A rigor, o pensar jurídico e o julgamento perderam muito de sua importância,


sendo mais do que sabido o que virá no processo no seu desfecho. Na maioria
das vezes trata-se apenas de compilar decisões similares (não precisamente
coincidente com o novo caso a ser julgado, e por isso não idênticos, porque
não pode haver mesmo identidade, sob pena de litispendência ou coisa
julgada) expedidas pelos órgãos jurisdicionais superiores e que são inseridas
no processo sem a mínima vergonha de se atentar para a necessidade de
individualização do julgamento, caindo por terra o sentido do processo que
exige a análise detida de cada caso concreto.

Mas outros engodos linguísticos/ideológicos, transvestidos de fala jurídica,


entram em ação para justificar essa forma de (não) decidir: “é preciso dar
segurança jurídica aos julgamentos”; “o Judiciário tem que primar pela
celeridade processual, não podendo perder tempo com temas já decididos”;
etc.

Em suma, essa forma de julgar – aliás, de não julgar, ou ainda de pré-julgar,


porque a rigor a decisão precede ao próprio ajuizamento da ação – é mais fácil
porque não dá trabalho, supostamente não compromete (afinal o juiz segue
entendimentos já firmados), agiliza (e o que interessa são números estatísticos
no final do mês), (in)conscientemente atende aos interesses dos mais fortes.

Fora isso ou cumulativamente a isso, não raro, a decisão judicial é fruto de


enormes preconceitos – ou pré-juízos, no sentido de juízos prévios conforme
as próprias paixões do julgador –, conservadorismos, posturas ideológicas
camufladas, reflexos de concepções morais, religiosas, sociais e que são
utilizadas com a roupagem do juridiquês e em argumentos moldados sob
medida na tentativa de justificar as razões de decidir.

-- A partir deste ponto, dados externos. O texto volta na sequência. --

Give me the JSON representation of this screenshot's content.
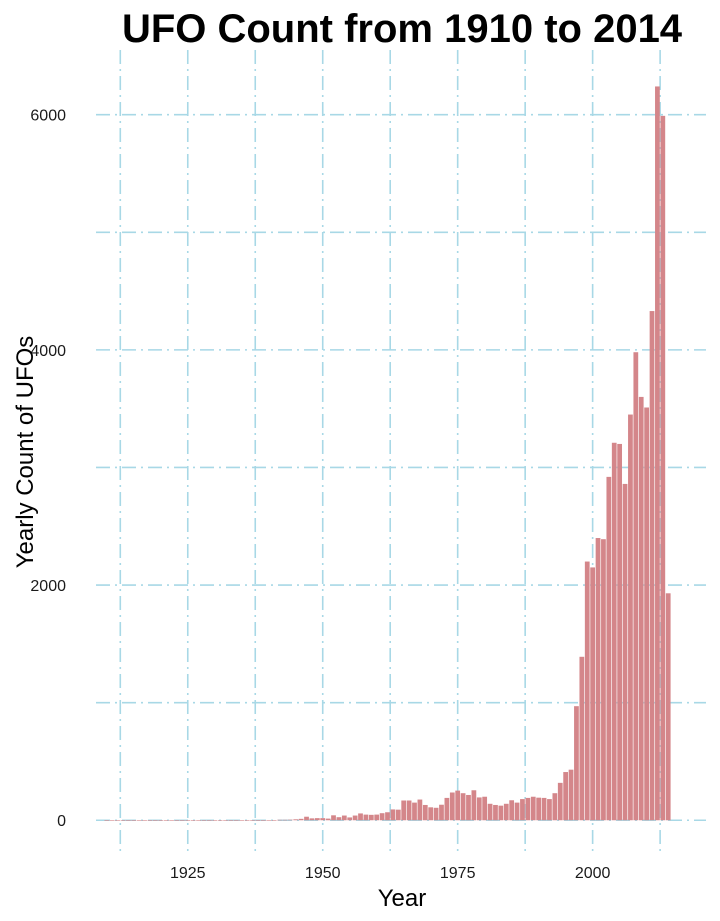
{
  "chart_data": {
    "type": "bar",
    "title": "UFO Count from 1910 to 2014",
    "xlabel": "Year",
    "ylabel": "Yearly Count of UFOs",
    "xlim": [
      1908,
      2021
    ],
    "ylim": [
      -270,
      6550
    ],
    "xticks": [
      1925,
      1950,
      1975,
      2000
    ],
    "yticks": [
      0,
      2000,
      4000,
      6000
    ],
    "grid": true,
    "colors": {
      "bar": "#d4868a",
      "grid": "#a8d8e6"
    },
    "x": [
      1910,
      1911,
      1912,
      1913,
      1914,
      1915,
      1916,
      1917,
      1918,
      1919,
      1920,
      1921,
      1922,
      1923,
      1924,
      1925,
      1926,
      1927,
      1928,
      1929,
      1930,
      1931,
      1932,
      1933,
      1934,
      1935,
      1936,
      1937,
      1938,
      1939,
      1940,
      1941,
      1942,
      1943,
      1944,
      1945,
      1946,
      1947,
      1948,
      1949,
      1950,
      1951,
      1952,
      1953,
      1954,
      1955,
      1956,
      1957,
      1958,
      1959,
      1960,
      1961,
      1962,
      1963,
      1964,
      1965,
      1966,
      1967,
      1968,
      1969,
      1970,
      1971,
      1972,
      1973,
      1974,
      1975,
      1976,
      1977,
      1978,
      1979,
      1980,
      1981,
      1982,
      1983,
      1984,
      1985,
      1986,
      1987,
      1988,
      1989,
      1990,
      1991,
      1992,
      1993,
      1994,
      1995,
      1996,
      1997,
      1998,
      1999,
      2000,
      2001,
      2002,
      2003,
      2004,
      2005,
      2006,
      2007,
      2008,
      2009,
      2010,
      2011,
      2012,
      2013,
      2014
    ],
    "values": [
      2,
      1,
      1,
      1,
      1,
      1,
      1,
      1,
      1,
      1,
      2,
      1,
      1,
      1,
      1,
      1,
      1,
      1,
      1,
      1,
      2,
      1,
      1,
      1,
      1,
      1,
      1,
      1,
      1,
      2,
      2,
      2,
      4,
      4,
      5,
      8,
      12,
      30,
      16,
      18,
      18,
      14,
      42,
      26,
      40,
      24,
      40,
      58,
      48,
      46,
      48,
      60,
      68,
      92,
      90,
      168,
      168,
      150,
      176,
      130,
      110,
      106,
      132,
      190,
      236,
      252,
      230,
      215,
      255,
      194,
      200,
      140,
      130,
      124,
      140,
      170,
      150,
      180,
      190,
      200,
      192,
      190,
      180,
      230,
      318,
      410,
      430,
      970,
      1390,
      2200,
      2150,
      2400,
      2390,
      2920,
      3210,
      3200,
      2860,
      3450,
      3980,
      3600,
      3510,
      4330,
      6240,
      5990,
      1930
    ]
  }
}
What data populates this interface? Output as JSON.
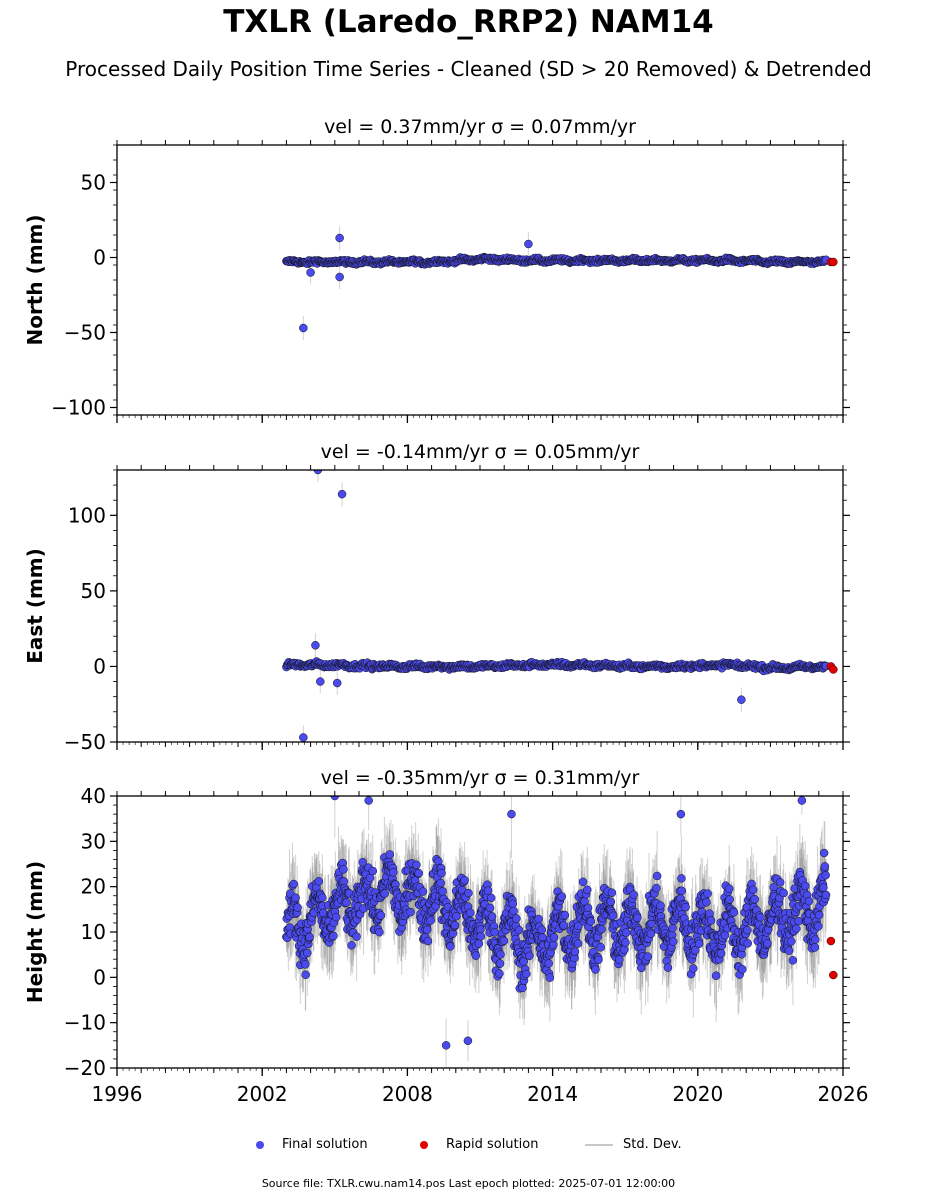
{
  "title": "TXLR (Laredo_RRP2) NAM14",
  "subtitle": "Processed Daily Position Time Series - Cleaned (SD > 20 Removed) & Detrended",
  "footer": "Source file: TXLR.cwu.nam14.pos  Last epoch plotted: 2025-07-01 12:00:00",
  "legend": {
    "final": "Final solution",
    "rapid": "Rapid solution",
    "std": "Std. Dev."
  },
  "colors": {
    "final": "#4a4aee",
    "rapid": "#e00000",
    "std": "#c8c8c8"
  },
  "chart_data": [
    {
      "type": "scatter",
      "title": "vel = 0.37mm/yr   σ = 0.07mm/yr",
      "ylabel": "North (mm)",
      "xlim": [
        1996,
        2026
      ],
      "ylim": [
        -105,
        75
      ],
      "yticks": [
        -100,
        -50,
        0,
        50
      ],
      "xticks": [
        1996,
        2002,
        2008,
        2014,
        2020,
        2026
      ],
      "grid": false,
      "series": [
        {
          "name": "Final solution",
          "x_range": [
            2003.0,
            2025.3
          ],
          "baseline": [
            -3,
            -3,
            -3,
            -3,
            -1,
            -2,
            -2,
            -2,
            -2,
            -2,
            -3,
            -3
          ],
          "noise": 1.5,
          "outliers": [
            [
              2003.7,
              -47
            ],
            [
              2005.2,
              13
            ],
            [
              2005.2,
              -13
            ],
            [
              2004.0,
              -10
            ],
            [
              2013.0,
              9
            ]
          ]
        },
        {
          "name": "Rapid solution",
          "points": [
            [
              2025.5,
              -3
            ],
            [
              2025.6,
              -3
            ]
          ]
        }
      ]
    },
    {
      "type": "scatter",
      "title": "vel = -0.14mm/yr   σ = 0.05mm/yr",
      "ylabel": "East (mm)",
      "xlim": [
        1996,
        2026
      ],
      "ylim": [
        -50,
        130
      ],
      "yticks": [
        -50,
        0,
        50,
        100
      ],
      "xticks": [
        1996,
        2002,
        2008,
        2014,
        2020,
        2026
      ],
      "grid": false,
      "series": [
        {
          "name": "Final solution",
          "x_range": [
            2003.0,
            2025.3
          ],
          "baseline": [
            1,
            1,
            0,
            0,
            0,
            1,
            1,
            0,
            0,
            1,
            -1,
            0
          ],
          "noise": 2.0,
          "outliers": [
            [
              2003.7,
              -47
            ],
            [
              2004.3,
              130
            ],
            [
              2005.3,
              114
            ],
            [
              2004.2,
              14
            ],
            [
              2004.4,
              -10
            ],
            [
              2005.1,
              -11
            ],
            [
              2021.8,
              -22
            ]
          ]
        },
        {
          "name": "Rapid solution",
          "points": [
            [
              2025.5,
              0
            ],
            [
              2025.6,
              -2
            ]
          ]
        }
      ]
    },
    {
      "type": "scatter",
      "title": "vel = -0.35mm/yr   σ = 0.31mm/yr",
      "ylabel": "Height (mm)",
      "xlim": [
        1996,
        2026
      ],
      "ylim": [
        -20,
        40
      ],
      "yticks": [
        -20,
        -10,
        0,
        10,
        20,
        30,
        40
      ],
      "xticks": [
        1996,
        2002,
        2008,
        2014,
        2020,
        2026
      ],
      "grid": false,
      "series": [
        {
          "name": "Final solution",
          "x_range": [
            2003.0,
            2025.3
          ],
          "baseline": [
            10,
            15,
            19,
            17,
            12,
            7,
            12,
            11,
            12,
            10,
            13,
            16
          ],
          "noise": 7.0,
          "outliers": [
            [
              2005.0,
              40
            ],
            [
              2006.4,
              39
            ],
            [
              2012.3,
              36
            ],
            [
              2019.3,
              36
            ],
            [
              2024.3,
              39
            ],
            [
              2009.6,
              -15
            ],
            [
              2010.5,
              -14
            ]
          ]
        },
        {
          "name": "Rapid solution",
          "points": [
            [
              2025.5,
              8
            ],
            [
              2025.6,
              0.5
            ]
          ]
        }
      ]
    }
  ]
}
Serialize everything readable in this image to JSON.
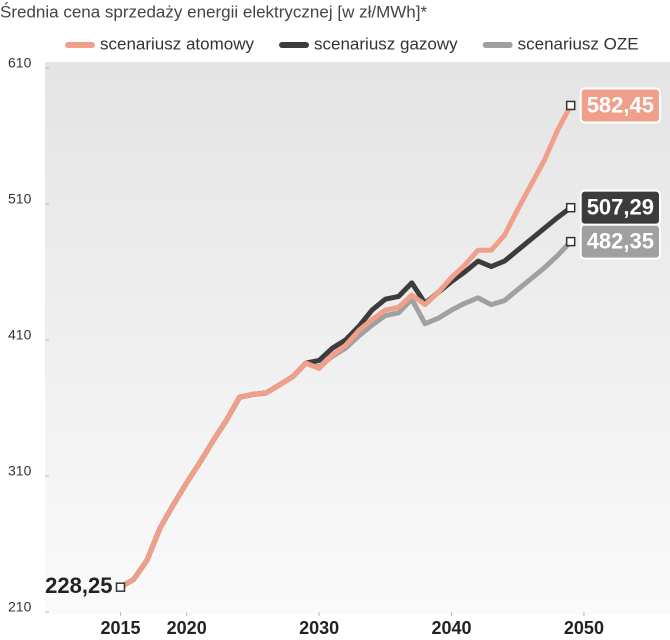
{
  "chart_data": {
    "type": "line",
    "title": "Średnia cena sprzedaży energii elektrycznej [w zł/MWh]*",
    "x": [
      2015,
      2016,
      2017,
      2018,
      2019,
      2020,
      2021,
      2022,
      2023,
      2024,
      2025,
      2026,
      2027,
      2028,
      2029,
      2030,
      2031,
      2032,
      2033,
      2034,
      2035,
      2036,
      2037,
      2038,
      2039,
      2040,
      2041,
      2042,
      2043,
      2044,
      2045,
      2046,
      2047,
      2048,
      2049
    ],
    "series": [
      {
        "name": "scenariusz atomowy",
        "color": "#f0a08a",
        "values": [
          228.25,
          234,
          248,
          272,
          289,
          305,
          320,
          336,
          351,
          368,
          370,
          371,
          377,
          383,
          393,
          389,
          399,
          406,
          417,
          425,
          432,
          434,
          443,
          436,
          445,
          456,
          465,
          476,
          476,
          487,
          506,
          524,
          542,
          564,
          582.45
        ],
        "value_labels": [
          "228,25",
          null,
          null,
          null,
          null,
          null,
          null,
          null,
          null,
          null,
          null,
          null,
          null,
          null,
          null,
          null,
          null,
          null,
          null,
          null,
          null,
          null,
          null,
          null,
          null,
          null,
          null,
          null,
          null,
          null,
          null,
          null,
          null,
          null,
          "582,45"
        ]
      },
      {
        "name": "scenariusz gazowy",
        "color": "#3c3c3c",
        "values": [
          228.25,
          234,
          248,
          272,
          289,
          305,
          320,
          336,
          351,
          368,
          370,
          371,
          377,
          383,
          393,
          395,
          404,
          410,
          420,
          432,
          440,
          442,
          452,
          437,
          445,
          453,
          460,
          468,
          464,
          468,
          476,
          484,
          492,
          500,
          507.29
        ],
        "value_labels": [
          null,
          null,
          null,
          null,
          null,
          null,
          null,
          null,
          null,
          null,
          null,
          null,
          null,
          null,
          null,
          null,
          null,
          null,
          null,
          null,
          null,
          null,
          null,
          null,
          null,
          null,
          null,
          null,
          null,
          null,
          null,
          null,
          null,
          null,
          "507,29"
        ]
      },
      {
        "name": "scenariusz OZE",
        "color": "#a0a0a0",
        "values": [
          228.25,
          234,
          248,
          272,
          289,
          305,
          320,
          336,
          351,
          368,
          370,
          371,
          377,
          383,
          393,
          390,
          398,
          404,
          413,
          421,
          428,
          430,
          440,
          422,
          426,
          432,
          437,
          441,
          436,
          439,
          447,
          455,
          463,
          472,
          482.35
        ],
        "value_labels": [
          null,
          null,
          null,
          null,
          null,
          null,
          null,
          null,
          null,
          null,
          null,
          null,
          null,
          null,
          null,
          null,
          null,
          null,
          null,
          null,
          null,
          null,
          null,
          null,
          null,
          null,
          null,
          null,
          null,
          null,
          null,
          null,
          null,
          null,
          "482,35"
        ]
      }
    ],
    "xlim": [
      2009.3,
      2056.5
    ],
    "xticks": [
      2015,
      2020,
      2030,
      2040,
      2050
    ],
    "ylim": [
      210,
      610
    ],
    "yticks": [
      210,
      310,
      410,
      510,
      610
    ]
  }
}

Todavia, o ordenamento jurídico e o ato de decidir são muito mais do que um


simples olhar sobre a lei e a interpretação forjada que daí se queira dar. Existe
uma plêiade de valores e princípios, expressos ou não, que devem dar rumo a
interpretação caso a caso. Essa carga transpõem a vontade pessoal do
julgador e sua concepção ideológica, devendo servir de mote para todo
julgamento.

Por isso, deve-se saber antecipadamente, também, como há de ser a decisão


judicial, porque fora dos parâmetros ditados há de ser incorreta, merecendo
reparo.

- É! Deveria ser assim!

É bem verdade que outro dia tive que ouvir de um magistrado – nitidamente na
tentativa de me provocar (do nada, mas tenho comigo as razões), porque
sabedor de minhas posições e coerência com essa lógica do julgamento,
sedimentada em princípios –, com sua impávida soberba e ignorância afirmar
que com ele não existe essa “estória de princípios”.

O recado era direto e claro, como se eu fosse o mentor dessa “estória de


princípios”.

Óbvio, não perdi tempo. Sequer abri a boca. E não abriria se insistisse em me
chamar para um debate. Deixei-o pensar que havia me vencido. Isso o torna
mais vaidoso, que é o acalanto dos medíocres.